A Dakar, j’ai fait la connaissance de l’écrivaine sénégalo-française Khadi Hane, qui a dirigé un atelier d’écriture lors de notre semaine de formation. Pour la petite histoire, cet atelier d’écriture a été une dure épreuve pour moi. J’étais le voisin le plus proche de Khadi, et malgré toute ma volonté, je n’ai pu m’empêcher de m’assoupir. J’accusais le coup des cinq jours à un rythme de travail soutenu. Le lendemain matin, peu avant l’enregistrement de notre émission radio, j’ai un peu paniqué quand elle est venue vers moi. Bien heureusement, elle n’est pas revenue sur les événements de la veille et nous avons eu une longue discussion. A propos du développement. Le point focal de notre discussion était la ville de Dakar. Elle disséquait la ville avec ses yeux d’européenne convertie et moi avec ceux de quelqu’un qui avait toujours vécu à Douala. Et lorsqu’on se plaçait sous ces prismes, on était en désaccord parfait. Elle trouvait que Dakar est une ville quelque peu arriérée, ce que par contre je réfutais, car vu d’où je venais, Dakar est plutôt évoluée.

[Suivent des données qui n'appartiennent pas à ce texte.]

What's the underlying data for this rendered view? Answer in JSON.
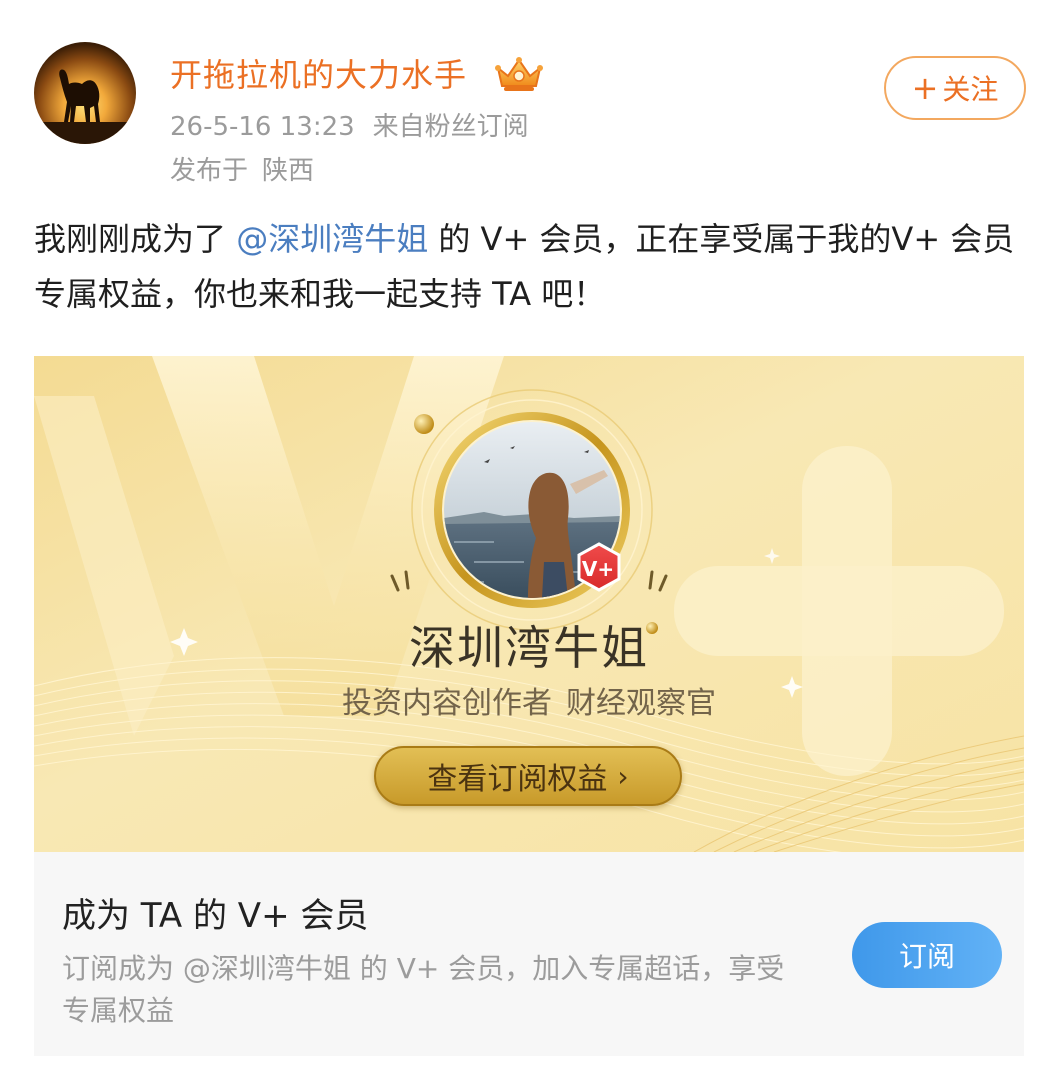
{
  "author": {
    "name": "开拖拉机的大力水手",
    "timestamp": "26-5-16 13:23",
    "source": "来自粉丝订阅",
    "location_prefix": "发布于",
    "location": "陕西",
    "badge_icon": "crown-icon"
  },
  "follow_button": {
    "plus": "+",
    "label": "关注"
  },
  "post": {
    "text_before": "我刚刚成为了 ",
    "mention": "@深圳湾牛姐",
    "text_after": " 的 V+ 会员，正在享受属于我的V+ 会员专属权益，你也来和我一起支持 TA 吧！"
  },
  "card": {
    "badge_text": "V+",
    "creator_name": "深圳湾牛姐",
    "tags": [
      "投资内容创作者",
      "财经观察官"
    ],
    "view_benefits_label": "查看订阅权益",
    "member_title": "成为 TA 的 V+ 会员",
    "member_desc": "订阅成为 @深圳湾牛姐 的 V+ 会员，加入专属超话，享受专属权益",
    "subscribe_label": "订阅"
  },
  "colors": {
    "username": "#eb7024",
    "mention": "#4b7ec0",
    "subscribe": "#4ba3ee",
    "gold": "#d4ad3c"
  }
}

Il y a une chose qui est certaine : cette petite virée dakaroise a durablement modifié la perception que j’avais du monde dans sa généralité et a fait ressortir de petites absurdités qui même pour moi avaient fini par devenir une normalité.
Pendant notre causerie, je souriais. Je souriais quand elle s’est attaquée avec véhémence au désordre manifeste des citoyens de Dakar. Quand elle décriait leur incivisme notoire. J’ai souri longtemps pendant qu’elle parlait. J’ai fini par lui dire : « si vous considérez que Dakar est une ville de hors-la-loi, je vous déconseille vivement de mettre un jour les pieds à Douala ».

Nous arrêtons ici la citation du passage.